A week last Monday I attended a training day on the legal requirements of SEND hosted by NAHT in Manchester and delivered by Rona Tutt, former President, and Jane McConnell, barrister and founder of IPSEA, the charity which trains LEAs and gives legal advice to parents.
Following the training I had a conversation with a manager at our highest echelons of LEA and was asked to put the information in an email. I reproduce this below in full:
Please find email re EP visits as requested!
Last Monday I attended training……..covering the legal aspects underpinning the new Code of Practice and the provision of EHC Plans.
The message was very clear; namely there is no legal requirement to provide an EP (educational psychologist) report in support of a request for an EHC Plan. The legal test s.36(8) states that….
‘The LA must secure an EHC needs assessment for the child ……if the authority is of the opinion that……the child has or may have SEN …..and it may be necessary for SEP to be made for the child….in accordance with an EHC Plan.’
I understand that a referral to an EP forms part of the criteria requested by the LEA to show that a school has made every effort to find out what forms part or all of the child’s SEN; however the LEA is now subverting those processes by refusing to let EPs engage with schools once the child is on dual placement with XY or is permanently excluded.
Many children are coming to us with undiagnosed needs and some are unable to access further mainstream provision. XY has been informed that due to pressure on County EPs to undertake conversions (statements to EHC Plans), we will have to buy in private providers. However, once an EHC Plan is underway, then the county EP will take over!

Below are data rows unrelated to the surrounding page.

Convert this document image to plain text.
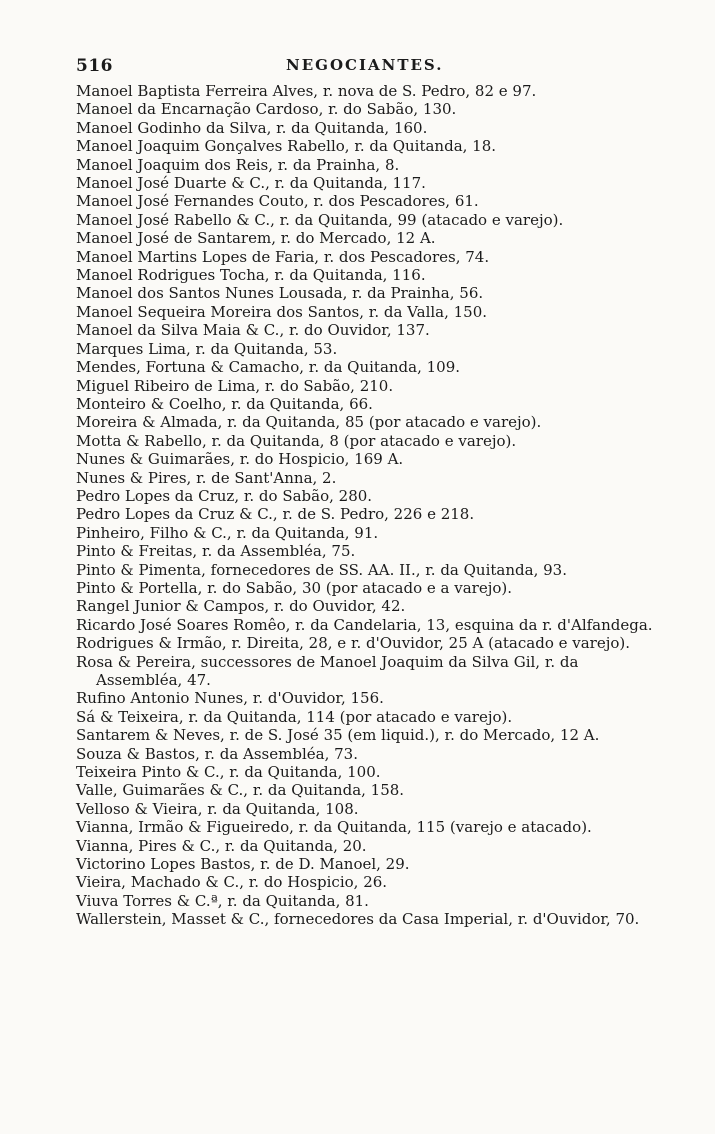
516	NEGOCIANTES.
Manoel Baptista Ferreira Alves, r. nova de S. Pedro, 82 e 97.
Manoel da Encarnação Cardoso, r. do Sabão, 130.
Manoel Godinho da Silva, r. da Quitanda, 160.
Manoel Joaquim Gonçalves Rabello, r. da Quitanda, 18.
Manoel Joaquim dos Reis, r. da Prainha, 8.
Manoel José Duarte & C., r. da Quitanda, 117.
Manoel José Fernandes Couto, r. dos Pescadores, 61.
Manoel José Rabello & C., r. da Quitanda, 99 (atacado e varejo).
Manoel José de Santarem, r. do Mercado, 12 A.
Manoel Martins Lopes de Faria, r. dos Pescadores, 74.
Manoel Rodrigues Tocha, r. da Quitanda, 116.
Manoel dos Santos Nunes Lousada, r. da Prainha, 56.
Manoel Sequeira Moreira dos Santos, r. da Valla, 150.
Manoel da Silva Maia & C., r. do Ouvidor, 137.
Marques Lima, r. da Quitanda, 53.
Mendes, Fortuna & Camacho, r. da Quitanda, 109.
Miguel Ribeiro de Lima, r. do Sabão, 210.
Monteiro & Coelho, r. da Quitanda, 66.
Moreira & Almada, r. da Quitanda, 85 (por atacado e varejo).
Motta & Rabello, r. da Quitanda, 8 (por atacado e varejo).
Nunes & Guimarães, r. do Hospicio, 169 A.
Nunes & Pires, r. de Sant'Anna, 2.
Pedro Lopes da Cruz, r. do Sabão, 280.
Pedro Lopes da Cruz & C., r. de S. Pedro, 226 e 218.
Pinheiro, Filho & C., r. da Quitanda, 91.
Pinto & Freitas, r. da Assembléa, 75.
Pinto & Pimenta, fornecedores de SS. AA. II., r. da Quitanda, 93.
Pinto & Portella, r. do Sabão, 30 (por atacado e a varejo).
Rangel Junior & Campos, r. do Ouvidor, 42.
Ricardo José Soares Romêo, r. da Candelaria, 13, esquina da r. d'Alfandega.
Rodrigues & Irmão, r. Direita, 28, e r. d'Ouvidor, 25 A (atacado e varejo).
Rosa & Pereira, successores de Manoel Joaquim da Silva Gil, r. da Assembléa, 47.
Rufino Antonio Nunes, r. d'Ouvidor, 156.
Sá & Teixeira, r. da Quitanda, 114 (por atacado e varejo).
Santarem & Neves, r. de S. José 35 (em liquid.), r. do Mercado, 12 A.
Souza & Bastos, r. da Assembléa, 73.
Teixeira Pinto & C., r. da Quitanda, 100.
Valle, Guimarães & C., r. da Quitanda, 158.
Velloso & Vieira, r. da Quitanda, 108.
Vianna, Irmão & Figueiredo, r. da Quitanda, 115 (varejo e atacado).
Vianna, Pires & C., r. da Quitanda, 20.
Victorino Lopes Bastos, r. de D. Manoel, 29.
Vieira, Machado & C., r. do Hospicio, 26.
Viuva Torres & C.ª, r. da Quitanda, 81.
Wallerstein, Masset & C., fornecedores da Casa Imperial, r. d'Ouvidor, 70.
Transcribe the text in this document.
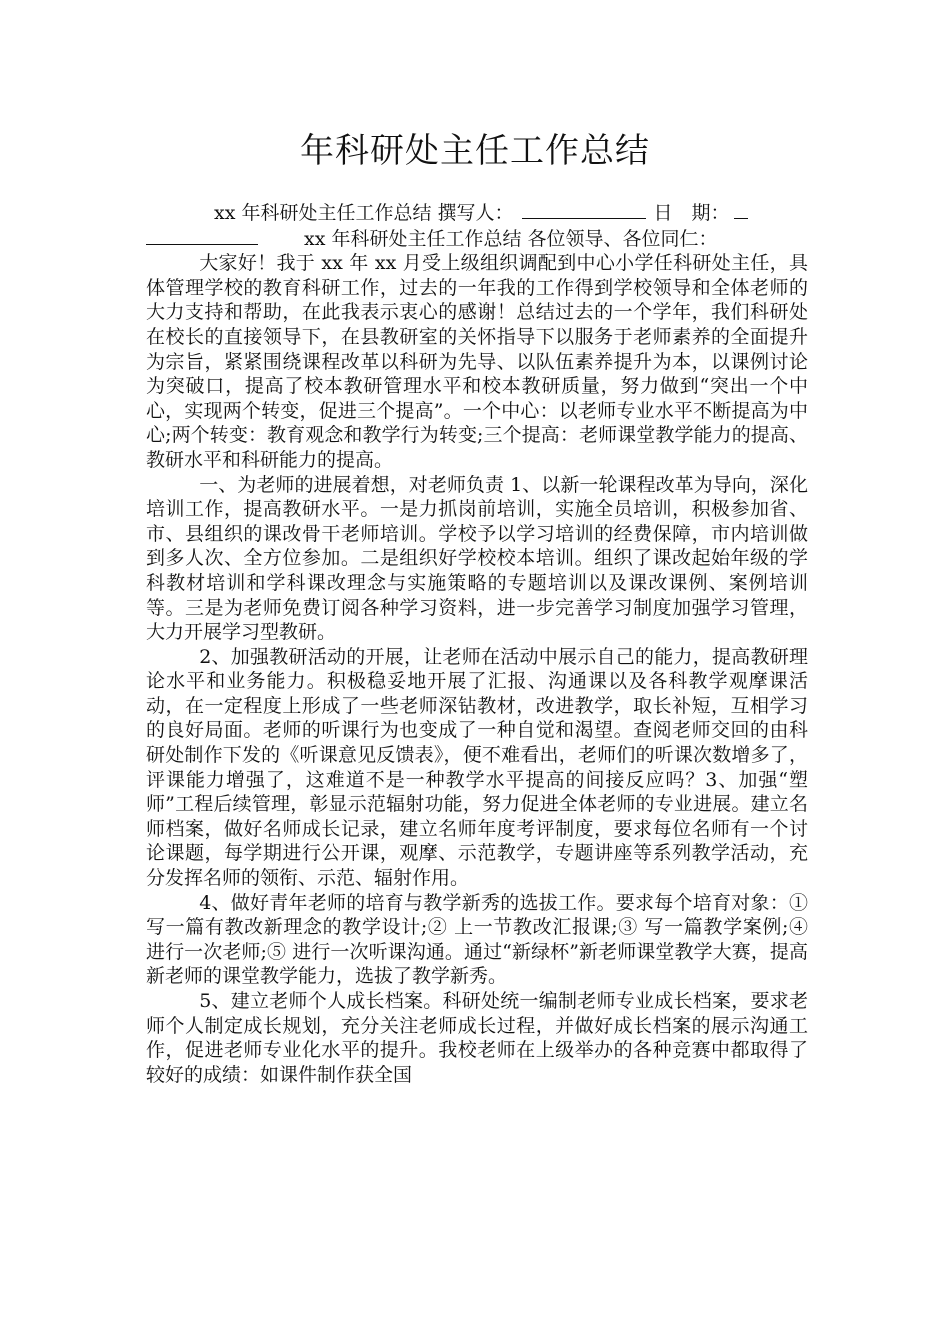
年科研处主任工作总结

xx 年科研处主任工作总结 撰写人：	日　期：

xx 年科研处主任工作总结 各位领导、各位同仁：

大家好！我于 xx 年 xx 月受上级组织调配到中心小学任科研处主任，具体管理学校的教育科研工作，过去的一年我的工作得到学校领导和全体老师的大力支持和帮助，在此我表示衷心的感谢！总结过去的一个学年，我们科研处在校长的直接领导下，在县教研室的关怀指导下以服务于老师素养的全面提升为宗旨，紧紧围绕课程改革以科研为先导、以队伍素养提升为本，以课例讨论为突破口，提高了校本教研管理水平和校本教研质量，努力做到“突出一个中心，实现两个转变，促进三个提高”。一个中心：以老师专业水平不断提高为中心;两个转变：教育观念和教学行为转变;三个提高：老师课堂教学能力的提高、教研水平和科研能力的提高。

一、为老师的进展着想，对老师负责 1、以新一轮课程改革为导向，深化培训工作，提高教研水平。一是力抓岗前培训，实施全员培训，积极参加省、市、县组织的课改骨干老师培训。学校予以学习培训的经费保障，市内培训做到多人次、全方位参加。二是组织好学校校本培训。组织了课改起始年级的学科教材培训和学科课改理念与实施策略的专题培训以及课改课例、案例培训等。三是为老师免费订阅各种学习资料，进一步完善学习制度加强学习管理，大力开展学习型教研。

2、加强教研活动的开展，让老师在活动中展示自己的能力，提高教研理论水平和业务能力。积极稳妥地开展了汇报、沟通课以及各科教学观摩课活动，在一定程度上形成了一些老师深钻教材，改进教学，取长补短，互相学习的良好局面。老师的听课行为也变成了一种自觉和渴望。查阅老师交回的由科研处制作下发的《听课意见反馈表》，便不难看出，老师们的听课次数增多了，评课能力增强了，这难道不是一种教学水平提高的间接反应吗？3、加强“塑师”工程后续管理，彰显示范辐射功能，努力促进全体老师的专业进展。建立名师档案，做好名师成长记录，建立名师年度考评制度，要求每位名师有一个讨论课题，每学期进行公开课，观摩、示范教学，专题讲座等系列教学活动，充分发挥名师的领衔、示范、辐射作用。

4、做好青年老师的培育与教学新秀的选拔工作。要求每个培育对象：①写一篇有教改新理念的教学设计;② 上一节教改汇报课;③ 写一篇教学案例;④ 进行一次老师;⑤ 进行一次听课沟通。通过“新绿杯”新老师课堂教学大赛，提高新老师的课堂教学能力，选拔了教学新秀。

5、建立老师个人成长档案。科研处统一编制老师专业成长档案，要求老师个人制定成长规划，充分关注老师成长过程，并做好成长档案的展示沟通工作，促进老师专业化水平的提升。我校老师在上级举办的各种竞赛中都取得了较好的成绩：如课件制作获全国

The current cost of a private EP report is around £500; the child is not known to that person and the provider is not necessarily telling us anything we do not already know…..the fact that a child is with us means that they are accessing an intervention to meet their needs, therefore the County assessment is the most appropriate. Taxpayers’ money is being used in a box ticking exercise which is not contributing to an assessment of the child’s SEN. More worryingly, dual registered children are now also being denied the services of the school EP and at least one school who has bought in a private provider has been turned down for an assessment on the grounds the paperwork was not strong enough! The person in question was employed by County commissioned services!
There is absolutely no guarantee that a private EP report will be accepted by the LEA, therefore we are being asked to gamble £500 per report per child! At XY we have several children who currently need assessing so the overall cost will run into thousands! This money would be better spent on specialist support for the child eg therapeutic teaching, counselling, dyslexia assessments.
On the council website it states that the policy for identification can be overridden if needed and I feel this is warranted under the legal test. Jane McConnell is working closely with the DfE to iron out irregularities as it is recognised that few authorities have the necessary legal training; Jane is a barrister who supports parents with legal advice through her IPSEA charity.
I hope you will pass this information on to the relevant authorities.
Since I penned this email, a meeting of PRUs and County has been convened and my HT states that ‘ the cat is well and truly among the pigeons!’
Our PRUs feel that we are being asked to do something inappropriate when Jane stressed that the legal test trumps all! If this is not resolved to our satisfaction we will be asking Jane for help and support in sorting this situation out!
Meanwhile, for other schools , please check on your legal obligations and don’t fall for the smoke and mirrors of county policy!